Jamie was blinking at her as he nodded.
“Professional!” She tapped her finger on his very hard chest. “Touch me and you leave. Got it?”
When he said “Yes,” Hallie could feel his breath on her face. He smelled of man. Abruptly, she took a step back, then walked all the way around the table, around both men, and paused at the back door. She glared at Jared. “Short, stocky kid, huh?” She went outside, closing the door firmly behind her.
Jared was the first to speak. “Now I’m going to be in the doghouse. What the hell were you thinking, coming on to her like that?” he half shouted. “This isn’t going to work! If you knew what that girl has been through . . .” He glared at Jamie. “That sister of hers—with my help—tried to steal this house from her.”
Jamie hobbled over to a chair and sat down. “She’s beautiful, isn’t she?”
“If you mean the stepsister, no, I don’t think she is. To tell you the truth, I didn’t like her from the moment I saw her. She’s too much like the girls I used to date.”

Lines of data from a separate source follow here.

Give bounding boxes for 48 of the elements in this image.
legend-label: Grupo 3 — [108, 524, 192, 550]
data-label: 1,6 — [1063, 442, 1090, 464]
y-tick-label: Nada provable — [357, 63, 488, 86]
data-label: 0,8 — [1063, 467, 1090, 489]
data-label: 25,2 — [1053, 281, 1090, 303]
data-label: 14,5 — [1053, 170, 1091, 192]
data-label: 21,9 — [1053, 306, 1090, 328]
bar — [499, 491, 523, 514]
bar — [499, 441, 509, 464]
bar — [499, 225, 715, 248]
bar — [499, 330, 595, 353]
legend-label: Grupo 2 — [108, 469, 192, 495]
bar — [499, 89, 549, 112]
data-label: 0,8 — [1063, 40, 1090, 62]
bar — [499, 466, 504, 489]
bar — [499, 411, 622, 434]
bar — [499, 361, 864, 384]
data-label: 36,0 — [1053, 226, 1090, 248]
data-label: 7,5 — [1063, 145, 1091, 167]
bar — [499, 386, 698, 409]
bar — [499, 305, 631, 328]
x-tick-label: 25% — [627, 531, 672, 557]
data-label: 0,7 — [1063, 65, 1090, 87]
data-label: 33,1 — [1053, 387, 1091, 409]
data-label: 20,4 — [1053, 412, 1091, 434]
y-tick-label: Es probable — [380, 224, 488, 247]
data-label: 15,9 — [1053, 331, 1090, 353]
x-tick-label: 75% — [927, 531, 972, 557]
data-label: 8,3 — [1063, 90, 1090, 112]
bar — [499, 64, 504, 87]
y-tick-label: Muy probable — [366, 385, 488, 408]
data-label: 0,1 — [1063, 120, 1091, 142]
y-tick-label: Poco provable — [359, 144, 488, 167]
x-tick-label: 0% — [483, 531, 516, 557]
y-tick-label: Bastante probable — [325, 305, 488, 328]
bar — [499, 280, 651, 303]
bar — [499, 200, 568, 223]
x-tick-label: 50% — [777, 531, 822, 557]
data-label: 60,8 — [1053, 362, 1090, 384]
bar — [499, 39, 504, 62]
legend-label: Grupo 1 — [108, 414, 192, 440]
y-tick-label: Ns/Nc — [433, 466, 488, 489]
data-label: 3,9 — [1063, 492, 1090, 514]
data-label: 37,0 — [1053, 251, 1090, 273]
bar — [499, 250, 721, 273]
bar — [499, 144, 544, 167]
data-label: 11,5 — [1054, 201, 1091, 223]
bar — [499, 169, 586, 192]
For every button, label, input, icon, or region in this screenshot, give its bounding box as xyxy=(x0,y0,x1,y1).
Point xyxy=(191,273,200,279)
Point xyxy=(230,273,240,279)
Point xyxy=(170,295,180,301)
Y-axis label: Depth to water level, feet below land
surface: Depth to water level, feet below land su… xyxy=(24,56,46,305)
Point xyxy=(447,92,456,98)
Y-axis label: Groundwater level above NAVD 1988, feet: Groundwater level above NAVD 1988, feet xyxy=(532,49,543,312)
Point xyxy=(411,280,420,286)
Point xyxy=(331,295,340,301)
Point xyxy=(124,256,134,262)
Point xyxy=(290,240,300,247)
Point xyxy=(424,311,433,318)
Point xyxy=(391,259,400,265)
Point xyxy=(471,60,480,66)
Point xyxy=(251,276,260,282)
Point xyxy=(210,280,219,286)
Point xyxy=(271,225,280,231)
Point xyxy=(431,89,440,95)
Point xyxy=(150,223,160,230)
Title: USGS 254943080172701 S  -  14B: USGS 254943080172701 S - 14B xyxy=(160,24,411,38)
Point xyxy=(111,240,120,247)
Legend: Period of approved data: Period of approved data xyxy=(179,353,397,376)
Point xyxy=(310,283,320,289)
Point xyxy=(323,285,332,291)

“Who is the stepsister?” Jamie’s puzzlement showed on his face.
“The blonde,” Jared said, sounding like Jamie had no brain. “The photo on the passport, remember? The one who said she was Hallie.”
“Oh,” Jamie said. “Her. I like this one better. She’s got beautiful eyes, and she is built, isn’t she?”
Jared groaned. “Deliver me from the days of youth. What I want to know is if it’s safe to leave you here with her. She’s in this mess because of me and I plan to look out for her.”
There was no smile on Jamie’s face. “Are you asking me if I’ll take what she doesn’t want to give?”
Jared was taller and older than Jamie, but the younger man had the muscles of a bull. Jared didn’t back down. “Yeah, that’s exactly what I’m asking.”
Jamie’s face softened. “It looks like there will be two of us protecting her. I apologize to you now and I will apologize to her for my behavior. It’s just that I wasn’t expecting . . . her. Tall skinny blondes aren’t appealing to me, but this one I like.”
Jared grimaced. “I’m going home to my wife. The next time I talk to Hallie she’d better tell me that you’ve treated her well or I’ll call your dad to bring a cattle truck to haul you away.”
“Spoken like a true Montgomery,” Jamie said, his eyes laughing. “Did you really tell her I’m a kid?”
“You are to me.”
Jamie was still smiling. “Go on. You can leave. She’s safe with me. She stands up for herself well, doesn’t she?”
Jared had the idea that if he remained there he might have to listen to hours of whatever this young man was feeling, which he had no doubt was nothing but lust. “I’ll be back in an hour and I’ll ask Hallie whether or not you can stay here. If she even hints that you’ve come on to her, you’re moving into my house.”
“Yes, sir,” Jamie said, his eyes sparkling.